Eyewitness News reporter Josh Haskell sat down with Cox for a one-on-one interview on Thursday and talked to the candidate about how he plans to lead the state.
"I think most people in this state are having a tough go of it," Cox said. "They really are and I care about that. I just hate talking to people and hearing them tell me how they have to drive two hours to get to work and pay four dollars a gallon of gasoline and at the end of the month."
The successful San Diego businessman trails Democrat Gavin Newsom by 24 points in a poll released Wednesday night by the Public Policy Institute of California.
"The polls, I don't care about," Cox said. "I care about what real people think. I'm going to make it around the state and talk to real people. Believe me, people are looking for solutions. They're looking for a better life."
Newsom's campaign has not shied away from comparing Cox with President Donald Trump, who has endorsed him. Cox says Californians don't know him the way they know Newsom, and he believes that's why the the lieutenant.governor is ahead in the polls.
"President Trump isn't on the ballot. Mr. Newsom is using that like a lot of other issues to distract people. I'm running for governor as a business man to fix this state," Cox said.
Cox aligned himself with the president during the primary, but he wants voters to know he's his own man.
"I've never met (Trump)," Cox said. "I've never talked to him.
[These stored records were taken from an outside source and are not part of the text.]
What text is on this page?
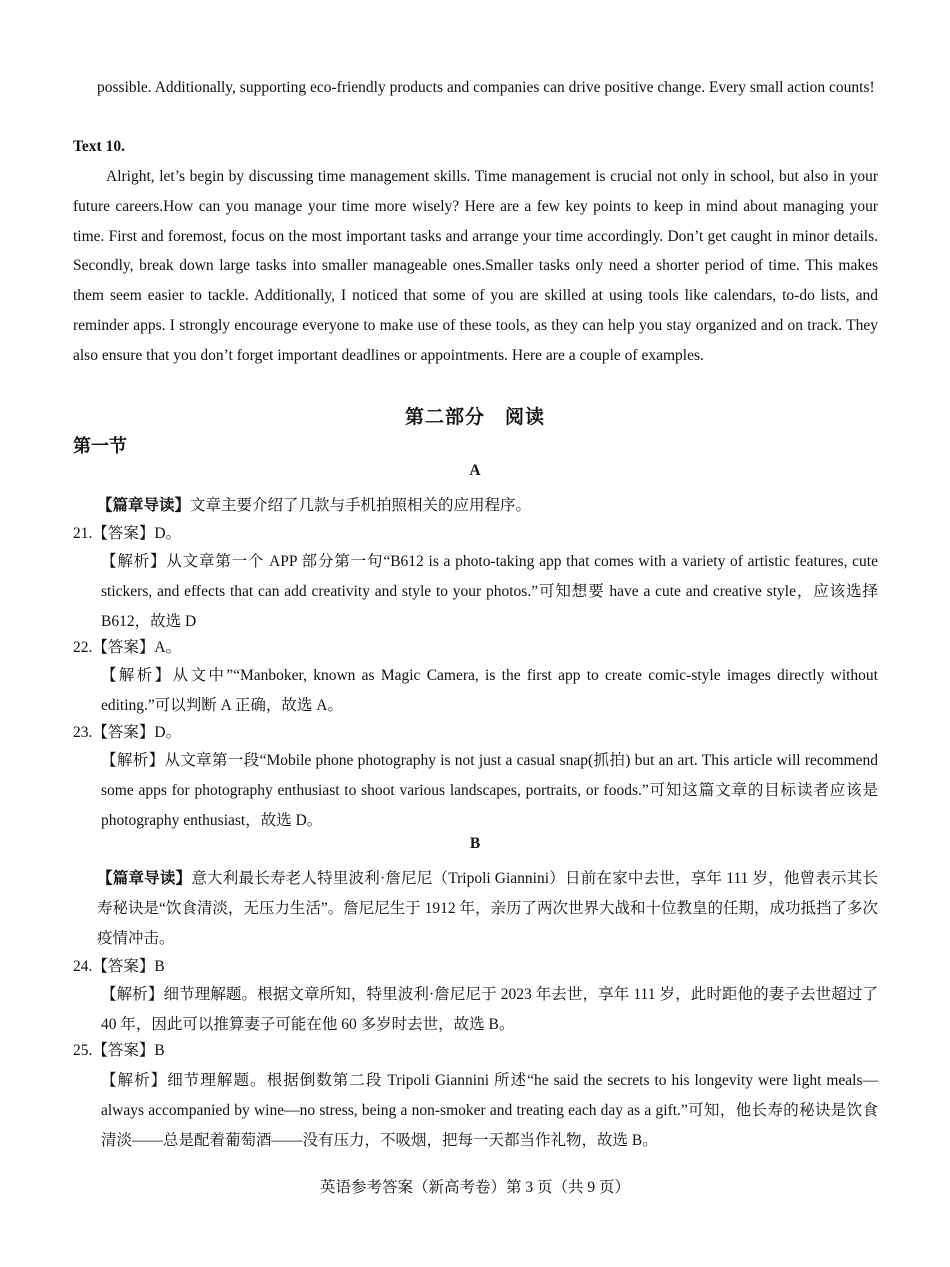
possible. Additionally, supporting eco-friendly products and companies can drive positive change. Every small action counts!

Text 10.

Alright, let’s begin by discussing time management skills. Time management is crucial not only in school, but also in your future careers.How can you manage your time more wisely? Here are a few key points to keep in mind about managing your time. First and foremost, focus on the most important tasks and arrange your time accordingly. Don’t get caught in minor details. Secondly, break down large tasks into smaller manageable ones.Smaller tasks only need a shorter period of time. This makes them seem easier to tackle. Additionally, I noticed that some of you are skilled at using tools like calendars, to-do lists, and reminder apps. I strongly encourage everyone to make use of these tools, as they can help you stay organized and on track. They also ensure that you don’t forget important deadlines or appointments. Here are a couple of examples.

第二部分　阅读

第一节

A

【篇章导读】文章主要介绍了几款与手机拍照相关的应用程序。

21.【答案】D。

【解析】从文章第一个 APP 部分第一句“B612 is a photo-taking app that comes with a variety of artistic features, cute stickers, and effects that can add creativity and style to your photos.”可知想要 have a cute and creative style，应该选择 B612，故选 D

22.【答案】A。

【解析】从文中”“Manboker, known as Magic Camera, is the first app to create comic-style images directly without editing.”可以判断 A 正确，故选 A。

23.【答案】D。

【解析】从文章第一段“Mobile phone photography is not just a casual snap(抓拍) but an art. This article will recommend some apps for photography enthusiast to shoot various landscapes, portraits, or foods.”可知这篇文章的目标读者应该是 photography enthusiast，故选 D。

B

【篇章导读】意大利最长寿老人特里波利·詹尼尼（Tripoli Giannini）日前在家中去世，享年 111 岁，他曾表示其长寿秘诀是“饮食清淡，无压力生活”。詹尼尼生于 1912 年，亲历了两次世界大战和十位教皇的任期，成功抵挡了多次疫情冲击。

24.【答案】B

【解析】细节理解题。根据文章所知，特里波利·詹尼尼于 2023 年去世，享年 111 岁，此时距他的妻子去世超过了 40 年，因此可以推算妻子可能在他 60 多岁时去世，故选 B。

25.【答案】B

【解析】细节理解题。根据倒数第二段 Tripoli Giannini 所述“he said the secrets to his longevity were light meals—always accompanied by wine—no stress, being a non-smoker and treating each day as a gift.”可知，他长寿的秘诀是饮食清淡——总是配着葡萄酒——没有压力，不吸烟，把每一天都当作礼物，故选 B。

英语参考答案（新高考卷）第 3 页（共 9 页）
I didn't even vote for him. I like what he's done in many ways, cutting regulations and taxes."
Cox is hoping to debate Newsom, but so far, the two campaigns haven't agreed to a date. They differ on almost everything, including social issues, how to handle homelessness and climate change.
"I want to limit the growth of pollution, I certainly do," Cox said. "I drive a Tesla. I'm serious about cleaning the air. I think we can come up with a lot more electric cars. If we let the free market operate."